Note: There are programs under which payment for services is usually excluded from both primary and secondary Medicare benefits.

  • Veteran’s Administration (VA) Benefits - Medicare does not pay for the same services covered by VA benefits. For further information about VA benefits, contact the VA Administration at 1-800-827-1000.
  • Federal Black Lung Benefits - Medicare does not pay for services covered under the Federal Black Lung Program. However, if a Medicare-eligible patient has an illness or injury not related to black lung, the patient may submit a claim to Medicare.

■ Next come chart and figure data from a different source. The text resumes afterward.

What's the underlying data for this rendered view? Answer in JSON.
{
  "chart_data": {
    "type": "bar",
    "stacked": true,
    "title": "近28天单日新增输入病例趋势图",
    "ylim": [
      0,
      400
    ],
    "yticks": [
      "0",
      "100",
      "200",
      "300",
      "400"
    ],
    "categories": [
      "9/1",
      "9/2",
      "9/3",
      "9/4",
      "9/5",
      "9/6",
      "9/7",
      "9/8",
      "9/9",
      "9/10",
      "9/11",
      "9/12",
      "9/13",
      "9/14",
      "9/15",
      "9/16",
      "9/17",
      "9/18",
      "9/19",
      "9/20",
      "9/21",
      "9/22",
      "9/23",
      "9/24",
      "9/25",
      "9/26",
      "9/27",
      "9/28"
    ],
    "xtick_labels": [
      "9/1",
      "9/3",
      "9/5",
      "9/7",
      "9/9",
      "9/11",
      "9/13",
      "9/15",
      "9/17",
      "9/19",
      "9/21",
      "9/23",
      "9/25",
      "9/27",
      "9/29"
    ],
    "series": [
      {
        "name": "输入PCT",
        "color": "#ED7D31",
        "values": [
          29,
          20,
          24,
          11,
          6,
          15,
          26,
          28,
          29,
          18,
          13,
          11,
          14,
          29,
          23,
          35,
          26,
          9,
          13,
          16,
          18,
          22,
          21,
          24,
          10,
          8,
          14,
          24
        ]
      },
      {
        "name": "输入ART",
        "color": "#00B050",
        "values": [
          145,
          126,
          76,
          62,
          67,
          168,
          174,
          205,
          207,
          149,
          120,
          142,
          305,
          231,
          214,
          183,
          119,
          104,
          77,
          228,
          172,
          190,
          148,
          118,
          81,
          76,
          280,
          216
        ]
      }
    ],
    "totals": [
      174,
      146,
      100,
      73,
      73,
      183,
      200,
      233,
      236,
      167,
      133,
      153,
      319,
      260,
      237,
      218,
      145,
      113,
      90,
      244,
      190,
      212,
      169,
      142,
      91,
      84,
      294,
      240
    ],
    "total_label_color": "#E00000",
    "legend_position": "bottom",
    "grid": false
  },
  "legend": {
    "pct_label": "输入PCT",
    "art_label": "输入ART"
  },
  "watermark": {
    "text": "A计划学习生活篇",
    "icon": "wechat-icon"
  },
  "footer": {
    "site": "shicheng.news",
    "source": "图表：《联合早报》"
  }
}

For further information, contact the Federal Black Lung Program at 1-800-638-7072.

Medicare is the Secondary Payer when Beneficiaries are:

  • Treated for a work-related injury or illness. Medicare may pay conditionally for services received for a work-related illness or injury in cases where payment from the state workers’ compensation (WC) insurance is not expected within 120 days. This conditional payment is subject to recovery by Medicare after a WC settlement has been reached. If WC denies a claim or a portion of a claim, the claim can be filed with Medicare for consideration of payment.
  • Treated for an illness or injury caused by an accident, and liability and/or no-fault insurance will cover the medical expenses as the primary payer.
  • Covered under their own employer’s or a spouse’s employer’s group health plan (GHP).
  • Disabled with coverage under a large group health plan (LGHP).
  • Afflicted with permanent kidney failure (End-Stage Renal Disease) and are within the 30-month coordination period. See ESRD link in the Related Links section below for more information. Note: For more information on when Medicare is the Secondary Payer, click the Medicare Secondary Payer link in the Related Links section below.

MSP Retirement Date Policy

CMS developed an operational policy to help alleviate a major concern that hospitals have had regarding completion of the CMS Questionnaire.

During the intake process, what should be reported when a beneficiary cannot recall his/her precise retirement date or that of his/her spouse if formerly covered as a dependent under the spouse's group health plan (GHP)?

When a beneficiary cannot recall his/her retirement date, but knows it occurred prior to his/her Medicare entitlement dates, as shown on his/her Medicare card, hospitals report his/her Medicare Part A entitlement date as the date of retirement. If the beneficiary is a dependent under his/her spouse's group health insurance and the spouse retired prior to the beneficiary's Medicare Part A entitlement date, hospitals report the beneficiary's Medicare entitlement date as his/her retirement date. If the beneficiary worked beyond his/her Medicare Part A entitlement date, had coverage under a group health plan during that time, and cannot recall his/her precise date of retirement but the hospital determines it has been at least five years since the beneficiary retired, the hospital enters the retirement date as five years retrospective to the date of admission. (Example: Hospitals report the retirement date as January 4, 1998, if the date of admission is January 4, 2003)

As applicable, the same procedure holds for a spouse who had retired at least five years prior to the date of the beneficiary's hospital admission. If a beneficiary's (or spouse's, as applicable) retirement date occurred less than five years ago, the hospital must obtain the retirement date from appropriate informational sources; e.g., former employer or supplemental insurer.